Орсино явно хотел взять её за руку. Но вместо этого он взялся за вторую ладошку Лауры.
Я медленно сел, стряхивая грязь со своих испачканных ладоней. Мои дорогие чёрные бриджи тоже были измазаны в озёрном иле. Dio, как я скучал по Риму. Всем радостям деревенской жизни я предпочёл бы сейчас его вонючие переулки, шумные таверны и смрадный городской дым.
Прежде я был бы уверен, что Джулия Фарнезе согласилась бы со мной – элегантная наложница Папы, одетая в бархат, сверкающая драгоценностями, танцующая до рассвета и наслаждающаяся вечеринками, пышными процессиями и маскарадами. Но после лета, проведённого в сонном маленьком Пезаро и ещё более сонном маленьком Каподимонте, где главным событием недели была воскресная месса...

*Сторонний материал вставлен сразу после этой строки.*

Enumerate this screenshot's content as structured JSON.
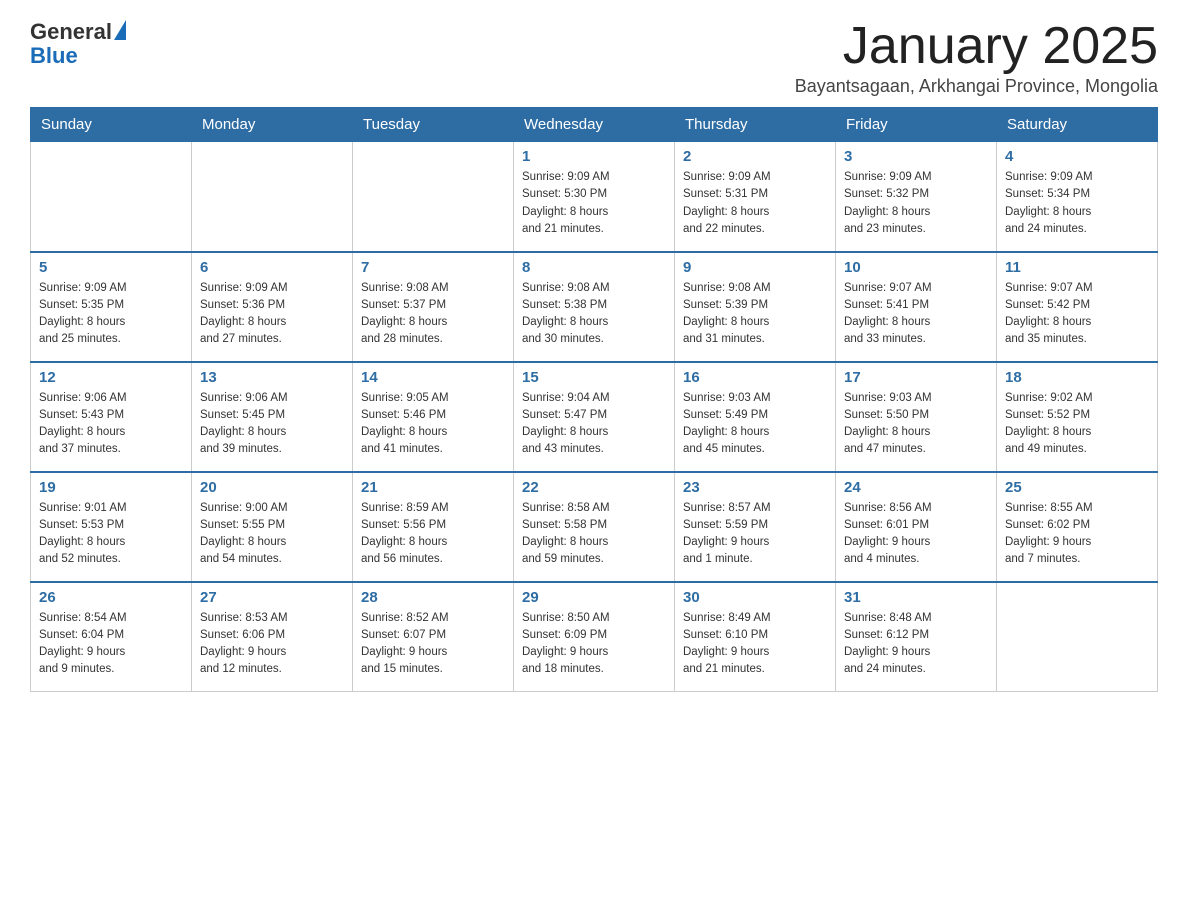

Они уходили всё дальше по берегу, и их светлые волосы блестели под послеполуденным солнцем. Молодой Орсини, похоже, что-то описывал, махая рукой. Джулия, слушая его, склонила голову. Лаура вприпрыжку шагала между ними, время от времени подгибая ноги и качаясь на их руках. Муж, жена, ребёнок – маленькая троица, олицетворяющая семейное счастье.
– Хорошенькое дельце, – сказал я, ни к кому не обращаясь, и пошёл в дом, чтобы счистить с себя грязь.